3. Hari Buruk

25 3 0
                                    

"Rain..Rain... bangun.." aku tersentak begitu mendengar seseorang memanggil-manggil namaku. Dengan berat aku membuka kedua mataku dan menatap siapa orang yang mencoba membangunkanku. "Untung aja gue ngecek lo kesini waktu gue sadar lo ngga ada di ruang meeting. Ngga taunya lo malah ngebo disini."

Aku mengerjap-ngerjapkan mataku beberapa kali, berusaha menghilangkan kantukku dan membalas perkataan Dea. "Sumpah gue ngantuk banget De. Lo tau sendiri gue sama sekali ngga tidur semalem. Emang dasar anj*r ya Pak sony, ngasih gue kerjaan sebanyak itu pake dadakan pula. Dia pikir gue mesin apa?!", umpatku pada Dea yang hanya menatapku meringis.

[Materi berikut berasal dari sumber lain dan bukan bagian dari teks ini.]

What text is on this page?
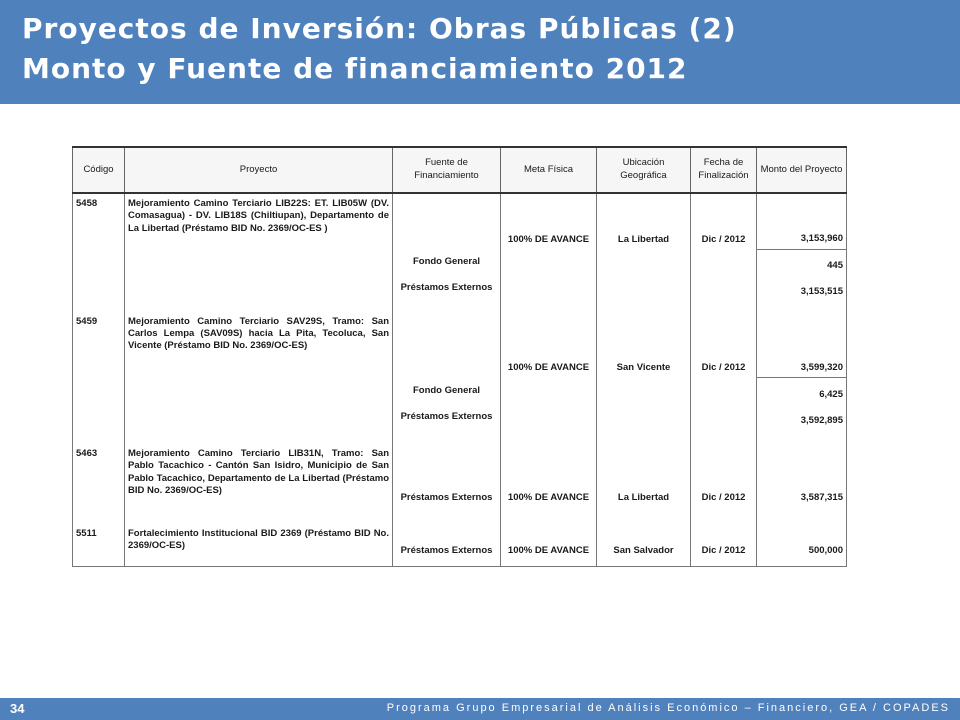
Proyectos de Inversión: Obras Públicas (2)
Monto y Fuente de financiamiento 2012
Código	Proyecto	Fuente de Financiamiento	Meta Física	Ubicación Geográfica	Fecha de Finalización	Monto del Proyecto
5458	Mejoramiento Camino Terciario LIB22S: ET. LIB05W (DV. Comasagua) - DV. LIB18S (Chiltiupan), Departamento de La Libertad (Préstamo BID No. 2369/OC-ES )		100% DE AVANCE	La Libertad	Dic / 2012	3,153,960
		Fondo General				445
		Préstamos Externos				3,153,515
5459	Mejoramiento Camino Terciario SAV29S, Tramo: San Carlos Lempa (SAV09S) hacia La Pita, Tecoluca, San Vicente (Préstamo BID No. 2369/OC-ES)		100% DE AVANCE	San Vicente	Dic / 2012	3,599,320
		Fondo General				6,425
		Préstamos Externos				3,592,895
5463	Mejoramiento Camino Terciario LIB31N, Tramo: San Pablo Tacachico - Cantón San Isidro, Municipio de San Pablo Tacachico, Departamento de La Libertad (Préstamo BID No. 2369/OC-ES)	Préstamos Externos	100% DE AVANCE	La Libertad	Dic / 2012	3,587,315
5511	Fortalecimiento Institucional BID 2369 (Préstamo BID No. 2369/OC-ES)	Préstamos Externos	100% DE AVANCE	San Salvador	Dic / 2012	500,000
34	Programa Grupo Empresarial de Análisis Económico – Financiero, GEA / COPADES
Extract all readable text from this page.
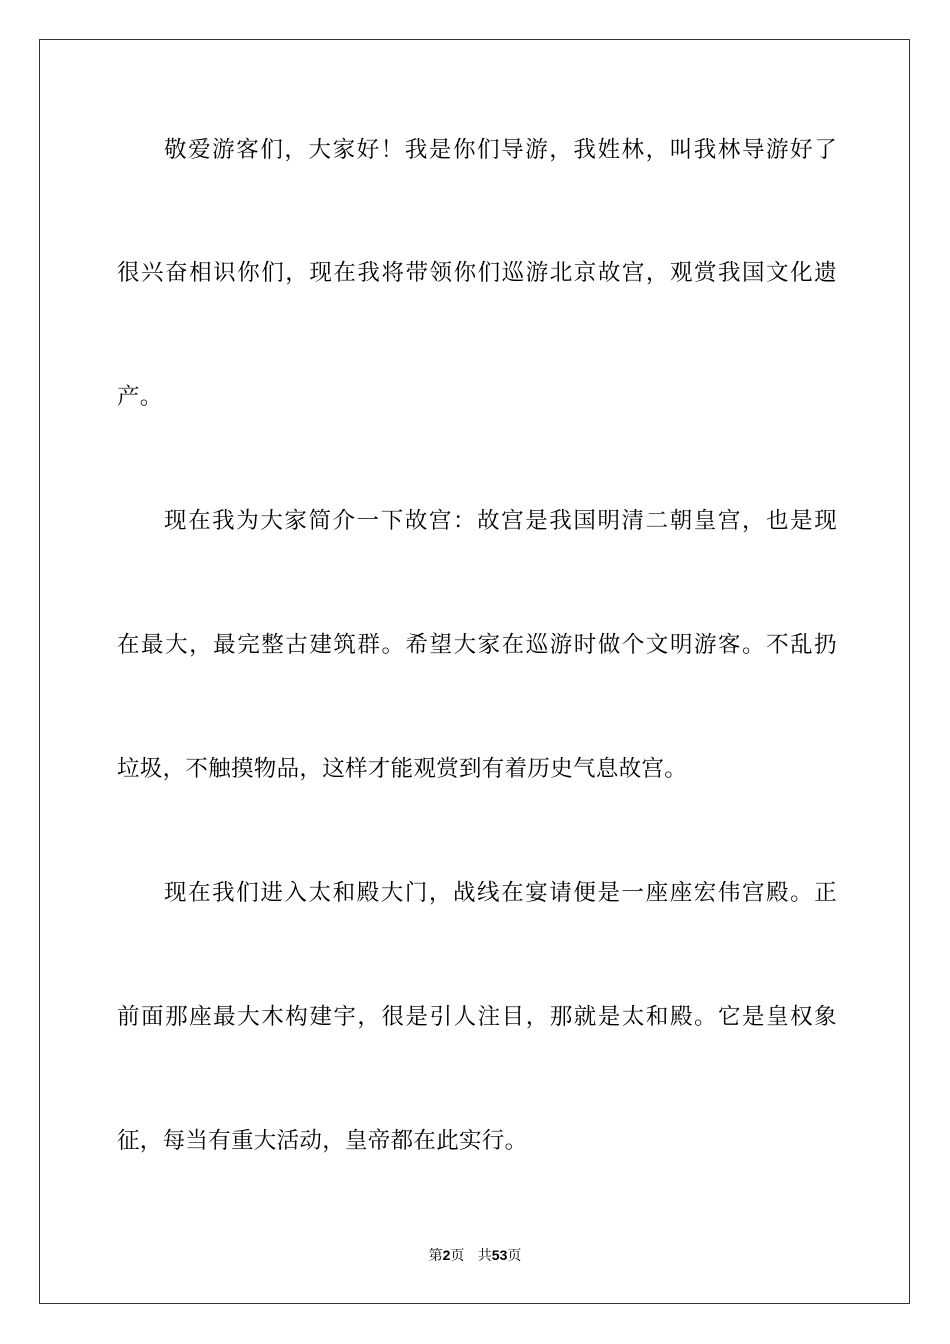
敬爱游客们，大家好！我是你们导游，我姓林，叫我林导游好了
很兴奋相识你们，现在我将带领你们巡游北京故宫，观赏我国文化遗
产。
现在我为大家简介一下故宫：故宫是我国明清二朝皇宫，也是现
在最大，最完整古建筑群。希望大家在巡游时做个文明游客。不乱扔
垃圾，不触摸物品，这样才能观赏到有着历史气息故宫。
现在我们进入太和殿大门，战线在宴请便是一座座宏伟宫殿。正
前面那座最大木构建宇，很是引人注目，那就是太和殿。它是皇权象
征，每当有重大活动，皇帝都在此实行。
第2页 共53页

Bagaimana aku tidak tiba-tiba mengumpat bila atasanku memberikan pekerjaannya seenaknya padaku. Kemarin setelah mendapat telepon dari Pak Sony aku langsung ke mejanya kemudian menggarap pekerjaan yang ia amanahkan padaku. Ia lupa bahwa ada satu cerita yang belum selesai ia edit dan deadlinenya juga hari ini. Bagaimana mungkin seorang kepala tim melupakan tugasnya? Apa dia tidak sudah minat lagi dengan jabatannya itu? Alhasil aku yang menyelesaikan pekerjaannya hingga begadang semalaman. Dia berhutang banyak padaku.

"Udah ngga usah ngomel-ngomel gitu, yang penting kan kerjaan lo udah selesai. Sekarang yuk ke ruang meeting. Semuanya udah pada ngumpul.", balas Dea sambil mencoba menarikku untuk bangkit dari kursiku.

"Ruang meeting? Ada apa emang?"

"Gue juga ngga ngerti, katanya sih ada yang mau Pak Farel sampaikan."

"Astaga.. males banget gue kesana De. Lo aja deh yang kesana, gue mau lanjut tidur aja." Aku kembali duduk di kursiku setelah tadi sempat berdiri sejenak. Rasanya mataku benar-benar tidak bisa di ajak kompromi kali ini.

"Ya ngga bisa gitu dong Rain, nanti kalo lo di cariin gimana? Kalo lo ketinggalan informasi gimana?" Aku memutar bola mataku mendengar ucapan Dea yang rasanya tak mungkin.

"Yakali gue di cariin De. Pak Farel juga ngga bakal ngabsen karyawannya satu persatu. Urusan informasi, kan ada lo yang dapet informasi."

"Tapi gue terlanjur jemput lo kesini dan telat masuk ruang meeting. Gue ngga mau balik sendirian dan jadi pusat perhatian."

Aku menghela nafas panjang dengan frustasi. "Tapi gue ngantuk banget Claudea Ananta."

"Please Rain, tahan bentar ya ngantuknya. Kita ke ruang meeting sekarang.", pinta Dea dengan nada memelas dan menatapku dengan puppy eyesnya. Aku jadi benci pada diriku sendiri jika seperti ini. Dea benar-benar tahu bagaimana caranya meluluhkanku dan membuat sisi tak tegaanku keluar. Akhirnya tanpa berkata apa-apa lagi aku langsung berdiri dan berjalan keluar ruanganku diikuti Dea yang kini senyum-senyum sendiri.

*******

"Good damn it, apa-apan sih Pak Farel pake bikin acara kaya gituan. Demi apapun gue ngga setuju!", umpatku begitu saja setelah keluar dari ruang meeting. Aku benar-benar kesal begitu bosku itu memberikan pengumuman bahwa lusa kantorku akan mengadakan liburan bersama ke pulau Bali hingga akhir pekan.

"Ayolah Rain, ini tidak seburuk itu. Yang dikatakan Pak Farel benar, kita perlu liburan bersama sesekali untuk mempererat kerjasama tim. Bagaimanapun juga kita harus bersyukur atasan kita akhirnya mau berbaik hati memberikan kita tambahan waktu libur, ditambah lagi liburan gratis bersama."

Aku memutar bola mataku jengah. "Buat lo mungkin bukan ide buruk De, tapi beda dengan gue. Gue sih seneng aja hari libur kita jadi 2 hari tiap minggunya, tapi buat liburan bersama minggu ini gue ogah. Gue udah ada janji pulang ke rumah Bunda minggu ini, gue kangen banget sama bunda, dan kegiatan liburan ini mewajibkan gue untuk dateng, apa-apaan coba."